Der dritte und letzte Tag der Exkursion begann mit der Besichtigung des Innenraumumspannwerks der Innsbrucker Kommunalbetriebe. Das Umspannwerk ist von einem Architekten entworfen worden, sodass man auf den ersten Blick gar nicht das Gefühl hat, vor einem Umspannwerk zu stehen.

„Designer – Umspannwerk der IKB“

„Designer – Umspannwerk der IKB“

Das Umspannwerk ist mit zwei Transformatoren ausgerüstet, die abwechselnd im Sommer- und Winterhalbjahr arbeiten. Der Transformator für das Sommerhalbjahr arbeitet mit einer Spannung von 30kV auf 10kV, da die im Sommer ins Netz einspeisende Kraftwerke mit der Spannung von 30kV arbeiten. Im Winterhalbjahr, wo der Bezug aus dem übergeordneten 100kV Netz größer ist wird der weite Transformator mit der Spannung 110kV auf 10kV eingesetzt.
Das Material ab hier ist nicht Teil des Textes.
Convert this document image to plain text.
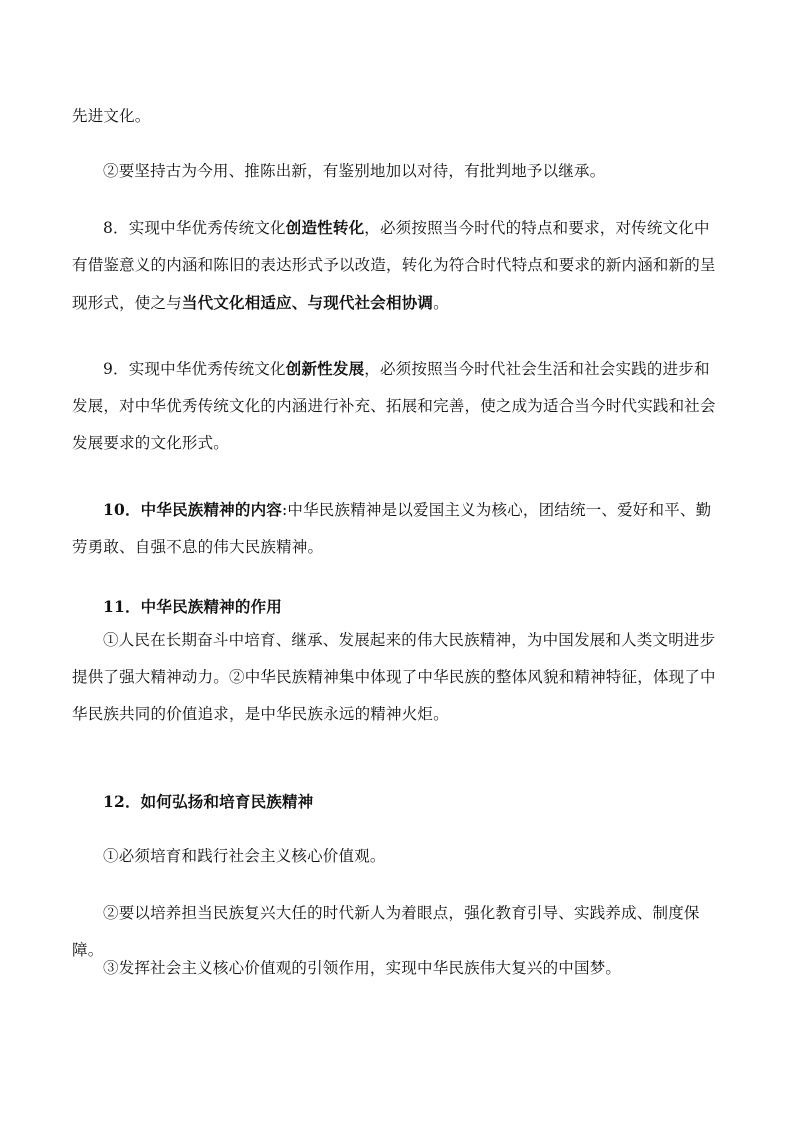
先进文化。

②要坚持古为今用、推陈出新，有鉴别地加以对待，有批判地予以继承。

8．实现中华优秀传统文化创造性转化，必须按照当今时代的特点和要求，对传统文化中有借鉴意义的内涵和陈旧的表达形式予以改造，转化为符合时代特点和要求的新内涵和新的呈现形式，使之与当代文化相适应、与现代社会相协调。

9．实现中华优秀传统文化创新性发展，必须按照当今时代社会生活和社会实践的进步和发展，对中华优秀传统文化的内涵进行补充、拓展和完善，使之成为适合当今时代实践和社会发展要求的文化形式。

10．中华民族精神的内容:中华民族精神是以爱国主义为核心，团结统一、爱好和平、勤劳勇敢、自强不息的伟大民族精神。

11．中华民族精神的作用

①人民在长期奋斗中培育、继承、发展起来的伟大民族精神，为中国发展和人类文明进步提供了强大精神动力。②中华民族精神集中体现了中华民族的整体风貌和精神特征，体现了中华民族共同的价值追求，是中华民族永远的精神火炬。

12．如何弘扬和培育民族精神

①必须培育和践行社会主义核心价值观。

②要以培养担当民族复兴大任的时代新人为着眼点，强化教育引导、实践养成、制度保障。

③发挥社会主义核心价值观的引领作用，实现中华民族伟大复兴的中国梦。
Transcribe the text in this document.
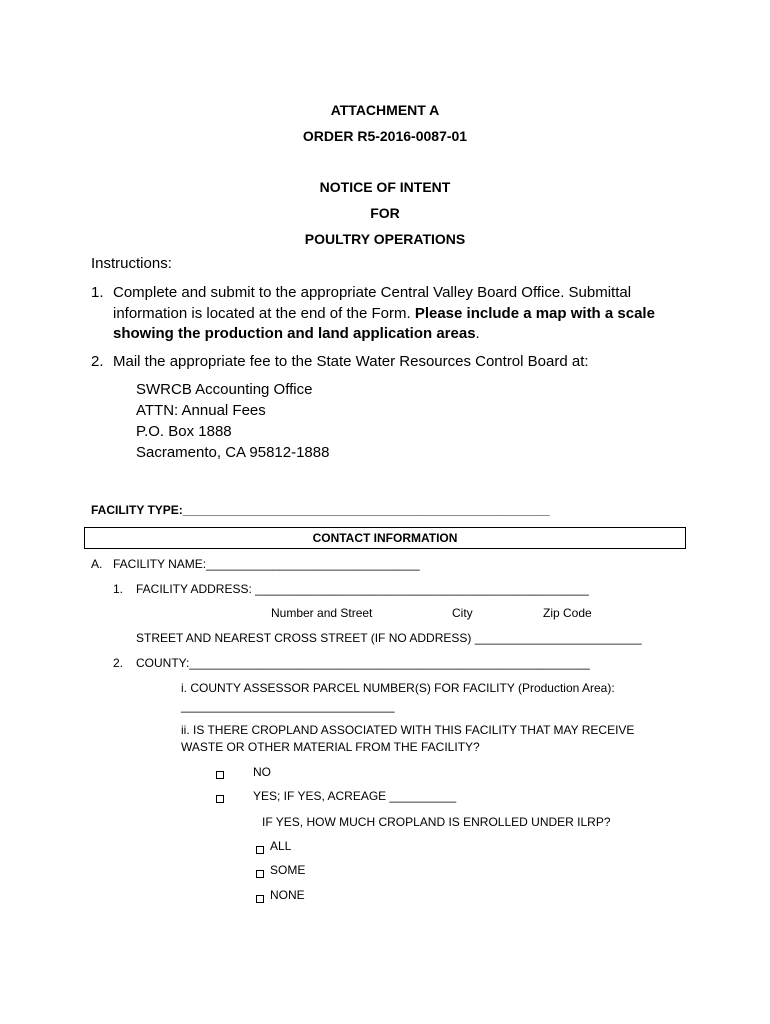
ATTACHMENT A
ORDER R5-2016-0087-01
NOTICE OF INTENT
FOR
POULTRY OPERATIONS
Instructions:
1. Complete and submit to the appropriate Central Valley Board Office. Submittal
information is located at the end of the Form. Please include a map with a scale
showing the production and land application areas.
2. Mail the appropriate fee to the State Water Resources Control Board at:
SWRCB Accounting Office
ATTN: Annual Fees
P.O. Box 1888
Sacramento, CA 95812-1888
FACILITY TYPE:_______________________________________________________
CONTACT INFORMATION
A. FACILITY NAME:________________________________
1. FACILITY ADDRESS: __________________________________________________
Number and Street	City	Zip Code
STREET AND NEAREST CROSS STREET (IF NO ADDRESS) _________________________
2. COUNTY:____________________________________________________________
i. COUNTY ASSESSOR PARCEL NUMBER(S) FOR FACILITY (Production Area):
________________________________
ii. IS THERE CROPLAND ASSOCIATED WITH THIS FACILITY THAT MAY RECEIVE
WASTE OR OTHER MATERIAL FROM THE FACILITY?
NO
YES; IF YES, ACREAGE __________
IF YES, HOW MUCH CROPLAND IS ENROLLED UNDER ILRP?
ALL
SOME
NONE
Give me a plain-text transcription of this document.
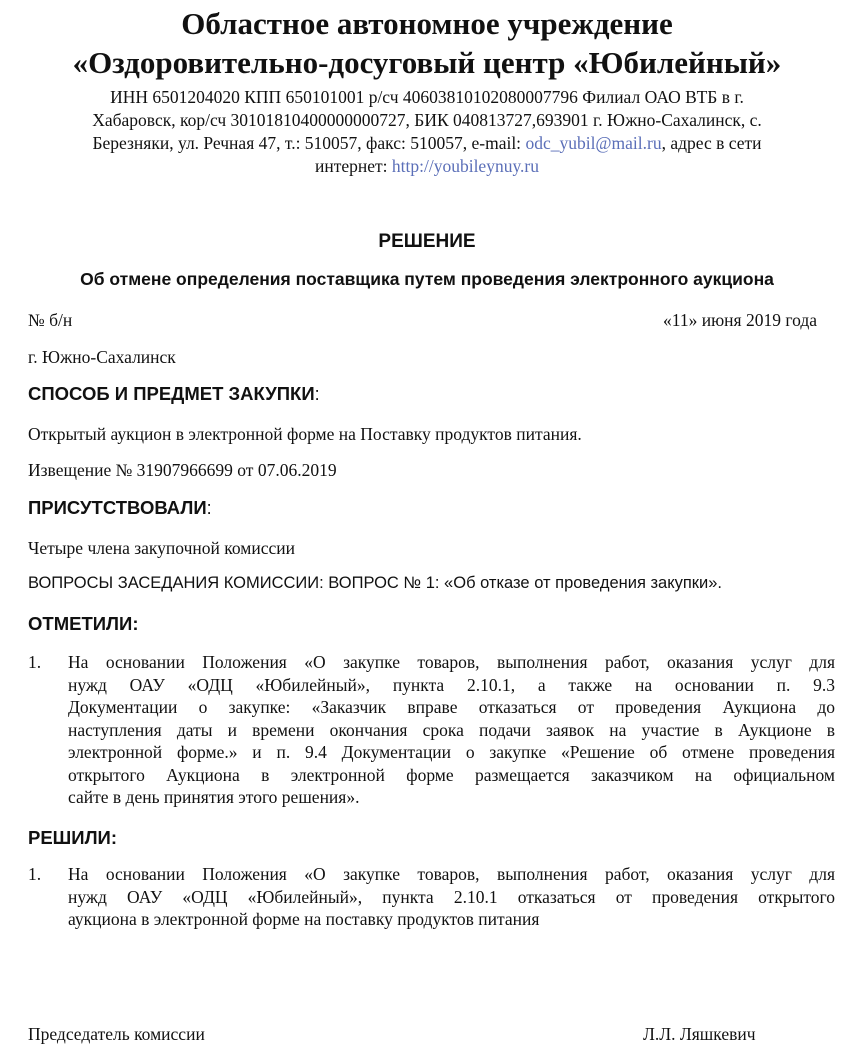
Областное автономное учреждение
«Оздоровительно-досуговый центр «Юбилейный»
ИНН 6501204020 КПП 650101001 р/сч 40603810102080007796 Филиал ОАО ВТБ в г.
Хабаровск, кор/сч 30101810400000000727, БИК 040813727,693901 г. Южно-Сахалинск, с.
Березняки, ул. Речная 47, т.: 510057, факс: 510057, e-mail: odc_yubil@mail.ru, адрес в сети
интернет: http://youbileynuy.ru
РЕШЕНИЕ
Об отмене определения поставщика путем проведения электронного аукциона
№ б/н	«11» июня 2019 года
г. Южно-Сахалинск
СПОСОБ И ПРЕДМЕТ ЗАКУПКИ:
Открытый аукцион в электронной форме на Поставку продуктов питания.
Извещение № 31907966699 от 07.06.2019
ПРИСУТСТВОВАЛИ:
Четыре члена закупочной комиссии
ВОПРОСЫ ЗАСЕДАНИЯ КОМИССИИ: ВОПРОС № 1: «Об отказе от проведения закупки».
ОТМЕТИЛИ:
1. На основании Положения «О закупке товаров, выполнения работ, оказания услуг для
нужд ОАУ «ОДЦ «Юбилейный», пункта 2.10.1, а также на основании п. 9.3
Документации о закупке: «Заказчик вправе отказаться от проведения Аукциона до
наступления даты и времени окончания срока подачи заявок на участие в Аукционе в
электронной форме.» и п. 9.4 Документации о закупке «Решение об отмене проведения
открытого Аукциона в электронной форме размещается заказчиком на официальном
сайте в день принятия этого решения».
РЕШИЛИ:
1. На основании Положения «О закупке товаров, выполнения работ, оказания услуг для
нужд ОАУ «ОДЦ «Юбилейный», пункта 2.10.1 отказаться от проведения открытого
аукциона в электронной форме на поставку продуктов питания
Председатель комиссии	Л.Л. Ляшкевич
Die Schaltfelder sind in der Modulbauweise ausgeführt. Das Netz wird gelöscht betrieben. Die Schalthandlungen können mit Hilfe der Netzleittechnik von einer Zentralwarte durchgeführt werden.

Schaltfelder des Umspannwerks der IKB

Schaltfelder des Umspannwerks der IKB

Den letzten Teil der Exkursion bildete der Besuch des zentralen Lastverteilers der ÖBB in Innsbruck. Dieser Lastverteiler ist in der Lage alle Kraftwerke, die der ÖBB gehören fern zu steuern. Außerdem können dort auch alle Schalthandlungen für die Übertragungsleitungen der ÖBB durchgeführt werden. Der Kraftwerkseinsatz wird mit Hilfe einer SCADA – Software nach den Kosten und dem Lastfluss (n-1 Sicherheit) optimiert und betrieben. Außerdem werden auch die Umrichterstationen, die die Verbindung zum öffentlichen Netz darstellen ebenfalls vom zentralen Lastverteiler ferngesteuert und optimiert betrieben.